An interesting question --

The persistence of pentadactyly is to me one of the obvious proofs of species evolution.  It is what might be called the "default" condition of all tetrapods.  It is true of Amphibians and Reptiles.  The mammalian order of Primates is one of the more conservative ones, and its retention of the pattern is clear.  The same is true of the Insectivora (shrews and moles), Chirpoptera (Bats), Monotremes (Platypuses and Echidnas), Marsupials, Sirenia (Manatees and Dugongs), Edentata (Armadillos, Pangolins, Aardvarks, Anteaters), and even seals and their relatives (Pinnipeds), with the bones of five fingers in their flippers.
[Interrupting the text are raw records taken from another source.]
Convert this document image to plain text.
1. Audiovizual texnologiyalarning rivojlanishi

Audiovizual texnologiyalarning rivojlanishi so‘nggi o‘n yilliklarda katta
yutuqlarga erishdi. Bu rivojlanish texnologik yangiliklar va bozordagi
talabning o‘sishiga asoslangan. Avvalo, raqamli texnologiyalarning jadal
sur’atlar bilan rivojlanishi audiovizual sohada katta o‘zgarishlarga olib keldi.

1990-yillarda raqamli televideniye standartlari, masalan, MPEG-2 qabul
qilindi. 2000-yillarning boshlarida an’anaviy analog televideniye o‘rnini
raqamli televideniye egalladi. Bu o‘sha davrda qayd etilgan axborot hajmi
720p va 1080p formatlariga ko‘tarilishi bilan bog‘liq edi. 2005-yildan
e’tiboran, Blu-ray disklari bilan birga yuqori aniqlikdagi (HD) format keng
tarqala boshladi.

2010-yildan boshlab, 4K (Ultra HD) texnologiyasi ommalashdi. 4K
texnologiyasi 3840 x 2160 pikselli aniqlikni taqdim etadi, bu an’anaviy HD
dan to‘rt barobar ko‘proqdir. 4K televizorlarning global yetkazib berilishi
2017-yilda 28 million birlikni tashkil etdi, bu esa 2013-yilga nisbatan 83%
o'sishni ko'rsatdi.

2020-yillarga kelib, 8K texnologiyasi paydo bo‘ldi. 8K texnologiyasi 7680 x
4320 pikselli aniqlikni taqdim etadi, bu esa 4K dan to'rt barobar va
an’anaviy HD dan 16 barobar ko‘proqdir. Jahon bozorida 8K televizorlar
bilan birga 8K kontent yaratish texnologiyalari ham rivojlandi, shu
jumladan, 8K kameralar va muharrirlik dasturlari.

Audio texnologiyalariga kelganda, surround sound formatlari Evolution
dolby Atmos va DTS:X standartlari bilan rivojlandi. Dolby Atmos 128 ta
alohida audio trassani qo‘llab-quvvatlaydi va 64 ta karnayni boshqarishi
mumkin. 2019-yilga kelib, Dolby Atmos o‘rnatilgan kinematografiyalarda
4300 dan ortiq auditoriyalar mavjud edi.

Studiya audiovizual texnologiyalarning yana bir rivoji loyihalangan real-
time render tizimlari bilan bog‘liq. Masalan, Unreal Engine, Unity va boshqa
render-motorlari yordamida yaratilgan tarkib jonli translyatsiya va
Departures from pentadactyly are later adaptations: Cetaceans, for example, often have hyperphalangy-- more than the usual number of joints per digit.  Most of the more derived mammalian orders have fewer than five digits, often three or four, though usually with some vestigial evidence of the missing digits.  Most Dinosaurs had five digits, though later forms lost one or two-- theropods and their descendants, the birds, being a case in point. Like the Cetaceans, the marine forms like Plesiasaurs and Ichthyosaurs often had more than five digits with many joints in their flippers, a convergence .  Even coelacanths have five incipient digits in their limblike fins.  So the reason we have ten fingers is because that was the number the first tetrapods had.  Apart from mutations, genes are quite conservative -- also an argument against "Intelligent Design", along with many other things (such as, why design from scratch a human female who gives birth via a narrow channel within the pelvic girdle, when it would be easier and safer to have babies born through the stomach, as in a Caesarian?).